Mais étant lumière, tu ne peux pas te cacher : tu peux être un Polycarpe de Smyrne, une Délia Tétreault, un François d’Assise, une Mère Theresa, un Diacre Laurent, une reine Elisabeth de Portugal, un Maximilien Kolbe, une Marie-Dominique Mazzarello, un Curé d’Ars, une Marthe Robin, un Jean-Paul II, une K. Lanh, un Frantz Colimon, une Agnès, une Perpétue ou une Félicité, une petite Thérèse de Jésus, un Benoit XVI, une Thamy Thesun D. Phagare, un Dominique Savio, un Martin Luther King, une Jeanne d’Arc, un Don Bosco, une Thérèse d’Avila, un Ignace d’Antioche… Deviens ce que tu es. Tu peux être sur « le lampadaire » ; afin que tout le monde puisse voir ta lumière.

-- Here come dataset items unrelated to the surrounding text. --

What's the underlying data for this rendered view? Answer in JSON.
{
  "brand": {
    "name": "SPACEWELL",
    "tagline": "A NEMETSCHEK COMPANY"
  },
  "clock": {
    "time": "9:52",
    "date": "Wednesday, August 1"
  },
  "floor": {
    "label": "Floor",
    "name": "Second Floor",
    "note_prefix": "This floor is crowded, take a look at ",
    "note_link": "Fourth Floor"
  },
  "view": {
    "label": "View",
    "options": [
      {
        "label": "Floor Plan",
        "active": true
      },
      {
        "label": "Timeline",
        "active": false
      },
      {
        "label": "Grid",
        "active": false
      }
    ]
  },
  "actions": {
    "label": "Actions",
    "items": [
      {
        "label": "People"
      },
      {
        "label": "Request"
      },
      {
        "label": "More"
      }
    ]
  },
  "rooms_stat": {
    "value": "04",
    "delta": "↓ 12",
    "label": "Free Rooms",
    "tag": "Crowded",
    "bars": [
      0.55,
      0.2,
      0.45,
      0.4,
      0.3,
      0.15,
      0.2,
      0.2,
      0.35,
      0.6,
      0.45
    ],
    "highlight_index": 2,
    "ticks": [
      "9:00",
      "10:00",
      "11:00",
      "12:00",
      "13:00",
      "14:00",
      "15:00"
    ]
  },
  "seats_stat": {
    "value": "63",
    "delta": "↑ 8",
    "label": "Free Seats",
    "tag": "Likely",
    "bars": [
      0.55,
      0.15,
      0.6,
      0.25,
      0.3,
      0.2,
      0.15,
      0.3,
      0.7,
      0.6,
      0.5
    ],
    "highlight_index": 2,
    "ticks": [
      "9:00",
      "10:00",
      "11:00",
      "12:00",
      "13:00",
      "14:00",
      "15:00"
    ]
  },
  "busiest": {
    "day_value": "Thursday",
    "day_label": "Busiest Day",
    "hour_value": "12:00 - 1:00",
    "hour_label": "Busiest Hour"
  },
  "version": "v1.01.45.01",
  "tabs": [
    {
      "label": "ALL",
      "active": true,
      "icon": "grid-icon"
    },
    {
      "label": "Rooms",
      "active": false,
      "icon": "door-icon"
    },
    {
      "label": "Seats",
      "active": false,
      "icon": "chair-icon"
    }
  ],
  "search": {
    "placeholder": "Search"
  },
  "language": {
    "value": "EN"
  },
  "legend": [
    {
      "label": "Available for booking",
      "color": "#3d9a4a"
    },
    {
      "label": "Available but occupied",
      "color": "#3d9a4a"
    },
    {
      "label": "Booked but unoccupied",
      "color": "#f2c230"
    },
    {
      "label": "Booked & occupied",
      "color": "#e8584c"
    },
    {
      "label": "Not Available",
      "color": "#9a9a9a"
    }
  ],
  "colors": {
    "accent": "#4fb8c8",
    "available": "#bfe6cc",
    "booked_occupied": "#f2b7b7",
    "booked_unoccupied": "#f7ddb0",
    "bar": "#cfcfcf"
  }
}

Par contre, il y a un danger que tu dois éviter : trop de sel dénature le goût des aliments et les rend immangeables ; une lumière trop vive écrase ceux qu'elle veut éclairer. Elle peut provoquer des catastrophes. Pour être sel et lumière, il faut d'abord aimer. C'est indispensable ; la condition sine qua non. Il te faut être discret-e et humble. Car l’évangélisation ne se fait pas par prosélytisme, mais par attraction.

En dernier lieu, n’oublie jamais que tu n’agis pas pour ta gloire personnelle, ni celle de ton pays, ni celle de ta paroisse, ni celle de ta communauté, ni celle de l’Eglise, ni celle de ta famille ou tes amis, mais c’est toujours et uniquement pour la gloire de notre Père qui est dans les cieux. Et si tu entends Ma voix, ne ferme pas ton cœur !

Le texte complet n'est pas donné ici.